Since 2009 and thoughout 2010 (in those kommuns which gave permission to homeschool - usually they didn't), homeschooled pupils were required to attend school all day for two days a month and to attend at other times to receive extra tuition in subjects it was felt they were weak at, which was usually another 4 part-days a month, making a total of 6 day's monthly attendance at school. (Local kommun's did vary in their requirements and treatment). Thus in this writer's case, his children were attending school for about 20-25% of their educational time, another major disruption in the continuity of our homeschooling programme. At this time it was impossible to follow any other curriculum except the school's on a week-to-week basis, thus destroying the author's plan for his children to receive their educational certification in Britain.

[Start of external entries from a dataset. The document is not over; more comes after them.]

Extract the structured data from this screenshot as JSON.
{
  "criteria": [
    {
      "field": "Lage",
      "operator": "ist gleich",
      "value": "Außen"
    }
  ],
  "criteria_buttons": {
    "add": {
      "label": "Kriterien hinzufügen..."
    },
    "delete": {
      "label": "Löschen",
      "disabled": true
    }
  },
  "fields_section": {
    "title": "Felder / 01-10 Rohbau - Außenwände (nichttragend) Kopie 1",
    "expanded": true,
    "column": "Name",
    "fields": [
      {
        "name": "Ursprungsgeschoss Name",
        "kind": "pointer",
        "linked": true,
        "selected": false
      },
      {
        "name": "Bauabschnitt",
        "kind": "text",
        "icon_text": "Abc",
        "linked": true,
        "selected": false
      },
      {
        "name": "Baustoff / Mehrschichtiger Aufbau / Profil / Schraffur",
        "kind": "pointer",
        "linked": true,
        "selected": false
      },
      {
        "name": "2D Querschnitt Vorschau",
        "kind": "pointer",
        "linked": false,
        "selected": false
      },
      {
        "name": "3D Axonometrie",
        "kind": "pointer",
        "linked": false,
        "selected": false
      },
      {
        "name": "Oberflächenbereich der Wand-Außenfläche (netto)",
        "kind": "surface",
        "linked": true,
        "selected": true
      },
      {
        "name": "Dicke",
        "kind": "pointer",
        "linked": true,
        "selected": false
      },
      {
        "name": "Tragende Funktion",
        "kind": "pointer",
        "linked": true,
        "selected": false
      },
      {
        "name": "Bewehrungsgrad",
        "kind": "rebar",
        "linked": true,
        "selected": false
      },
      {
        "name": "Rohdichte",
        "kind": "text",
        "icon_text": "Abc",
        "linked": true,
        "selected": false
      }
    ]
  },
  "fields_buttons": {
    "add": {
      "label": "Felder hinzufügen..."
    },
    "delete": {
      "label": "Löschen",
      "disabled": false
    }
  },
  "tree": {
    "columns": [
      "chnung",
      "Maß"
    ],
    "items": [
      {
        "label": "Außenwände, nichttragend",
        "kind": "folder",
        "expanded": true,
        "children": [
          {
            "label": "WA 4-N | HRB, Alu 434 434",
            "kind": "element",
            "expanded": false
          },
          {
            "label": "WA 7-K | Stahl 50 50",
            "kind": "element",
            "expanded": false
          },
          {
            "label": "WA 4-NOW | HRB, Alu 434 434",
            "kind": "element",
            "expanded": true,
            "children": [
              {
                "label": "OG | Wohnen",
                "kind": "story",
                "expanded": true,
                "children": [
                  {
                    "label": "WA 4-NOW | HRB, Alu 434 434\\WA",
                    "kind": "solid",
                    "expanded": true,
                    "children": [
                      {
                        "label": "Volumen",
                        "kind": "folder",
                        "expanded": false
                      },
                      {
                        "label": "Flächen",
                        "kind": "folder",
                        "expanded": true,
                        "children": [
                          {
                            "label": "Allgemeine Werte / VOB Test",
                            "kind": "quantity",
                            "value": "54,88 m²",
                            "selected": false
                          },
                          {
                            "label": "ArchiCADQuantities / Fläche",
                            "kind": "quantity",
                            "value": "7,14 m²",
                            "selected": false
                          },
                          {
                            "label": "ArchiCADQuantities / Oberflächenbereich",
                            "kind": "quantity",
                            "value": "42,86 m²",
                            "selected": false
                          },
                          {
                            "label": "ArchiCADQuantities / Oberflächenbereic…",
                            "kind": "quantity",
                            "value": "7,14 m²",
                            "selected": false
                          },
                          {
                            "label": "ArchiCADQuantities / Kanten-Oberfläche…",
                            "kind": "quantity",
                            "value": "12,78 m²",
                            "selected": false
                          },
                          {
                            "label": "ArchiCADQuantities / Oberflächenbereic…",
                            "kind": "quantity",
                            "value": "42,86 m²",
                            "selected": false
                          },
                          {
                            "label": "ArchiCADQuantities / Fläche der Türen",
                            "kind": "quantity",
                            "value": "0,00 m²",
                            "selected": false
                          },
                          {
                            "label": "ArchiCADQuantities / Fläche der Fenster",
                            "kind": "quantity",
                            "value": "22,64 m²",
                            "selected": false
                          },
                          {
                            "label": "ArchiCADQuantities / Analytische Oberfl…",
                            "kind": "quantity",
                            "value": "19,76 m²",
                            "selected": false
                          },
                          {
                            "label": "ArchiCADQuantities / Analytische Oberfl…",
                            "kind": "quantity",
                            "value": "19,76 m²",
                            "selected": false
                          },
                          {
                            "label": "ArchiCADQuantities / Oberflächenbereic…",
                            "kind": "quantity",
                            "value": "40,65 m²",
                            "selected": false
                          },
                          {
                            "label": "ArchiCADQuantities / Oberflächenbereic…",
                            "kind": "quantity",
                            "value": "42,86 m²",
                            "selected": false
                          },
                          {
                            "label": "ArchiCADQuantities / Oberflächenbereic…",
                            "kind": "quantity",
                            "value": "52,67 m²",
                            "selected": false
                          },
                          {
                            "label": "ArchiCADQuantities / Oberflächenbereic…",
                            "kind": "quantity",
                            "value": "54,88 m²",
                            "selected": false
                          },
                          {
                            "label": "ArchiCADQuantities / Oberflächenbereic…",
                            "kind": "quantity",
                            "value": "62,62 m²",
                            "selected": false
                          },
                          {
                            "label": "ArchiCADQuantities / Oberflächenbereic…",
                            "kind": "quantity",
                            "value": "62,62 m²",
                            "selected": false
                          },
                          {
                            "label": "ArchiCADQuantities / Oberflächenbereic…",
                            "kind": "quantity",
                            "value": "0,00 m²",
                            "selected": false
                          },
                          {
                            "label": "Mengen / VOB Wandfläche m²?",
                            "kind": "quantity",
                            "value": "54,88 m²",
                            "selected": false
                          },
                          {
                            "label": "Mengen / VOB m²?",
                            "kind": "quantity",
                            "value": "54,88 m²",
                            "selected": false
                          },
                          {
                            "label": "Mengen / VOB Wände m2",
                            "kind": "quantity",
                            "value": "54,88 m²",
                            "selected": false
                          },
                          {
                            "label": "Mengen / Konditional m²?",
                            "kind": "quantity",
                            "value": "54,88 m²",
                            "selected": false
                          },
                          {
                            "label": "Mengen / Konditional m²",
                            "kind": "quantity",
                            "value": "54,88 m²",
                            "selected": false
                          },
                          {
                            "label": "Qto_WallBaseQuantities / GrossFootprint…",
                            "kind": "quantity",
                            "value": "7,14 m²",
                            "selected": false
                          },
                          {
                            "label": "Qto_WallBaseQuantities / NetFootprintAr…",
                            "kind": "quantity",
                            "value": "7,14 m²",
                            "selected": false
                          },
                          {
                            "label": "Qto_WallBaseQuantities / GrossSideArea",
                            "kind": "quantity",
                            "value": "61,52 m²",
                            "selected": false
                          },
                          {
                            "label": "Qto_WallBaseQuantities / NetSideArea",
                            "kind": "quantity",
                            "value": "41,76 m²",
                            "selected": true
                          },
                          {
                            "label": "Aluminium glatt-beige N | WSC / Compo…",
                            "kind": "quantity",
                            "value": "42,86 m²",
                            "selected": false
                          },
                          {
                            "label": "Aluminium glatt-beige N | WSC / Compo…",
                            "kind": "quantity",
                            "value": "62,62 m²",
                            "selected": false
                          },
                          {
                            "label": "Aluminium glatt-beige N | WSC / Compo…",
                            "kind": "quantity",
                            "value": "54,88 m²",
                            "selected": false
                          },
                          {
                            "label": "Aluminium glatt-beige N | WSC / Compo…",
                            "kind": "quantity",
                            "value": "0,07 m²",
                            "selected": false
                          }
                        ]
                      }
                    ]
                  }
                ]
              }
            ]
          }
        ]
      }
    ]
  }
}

Swedes, whose education system has traditionally come under strong German influence during both its Nazi and Communist phases - 1933-91), have never been allowed to experience the kind of freedoms that homeschoolers enjoy in Britain, the United States or other parts of the world. And because the homeschooling community has always been so small (about 50 families at most - since most Swedes have never even heard of homeschooling), Swedish politicians and educators have never bothered to inform themselves about the subject and so consider it an irrelevence.


Accordingly Swedish legislators have made it illegal with the same degree of casualness and indifference (not to mention arrogance, as you will see) as was their ignorance of what it actually is in spite of a concerted attempt by homeschoolers to raise public awareness towards the end of 2009 and since. To Swedes, then, homeschooling is currently about as remote to their experience as aliens landing on earth from another planet.


The purpose of this page is therefore to:


    1. Change that perspective, by showing Swedes - citizens, educators and politicians - a marvelous way of alternative education long since validated academically elsewhere as sound and successful;


    2. Inform them that homeschooling is actually a human right guaranteed by both the United Nations and European Union (to which Sweden is bound)- Sweden's government action to ban it in 2010 was therefore illegal, and is so viewed by homeschoolers here; and


    3. Make the Swedish public aware of the terrible persecution homeschoolers are going through (see, for example, the heart-breaking story of the state kidnapping of Domenic Johansson, the heafty fines inflicted on some families in Uppsala and Gothenburg, and read about Swedish political refugees who have gone abroad in search of feeedom) because of a flawed and uncaring political system rooted in a totalitarian mindset.


The author is himself a life-long, university-educated retired educator, writer and lecturer, with considerable experience in both forms of education, and wrote his first academic study on homeschooling for the Swedish Government in 2009 - which it apparently refused to read. We hope the Swedish public will be more open-minded and that the freedom-loving international community will lend us its support.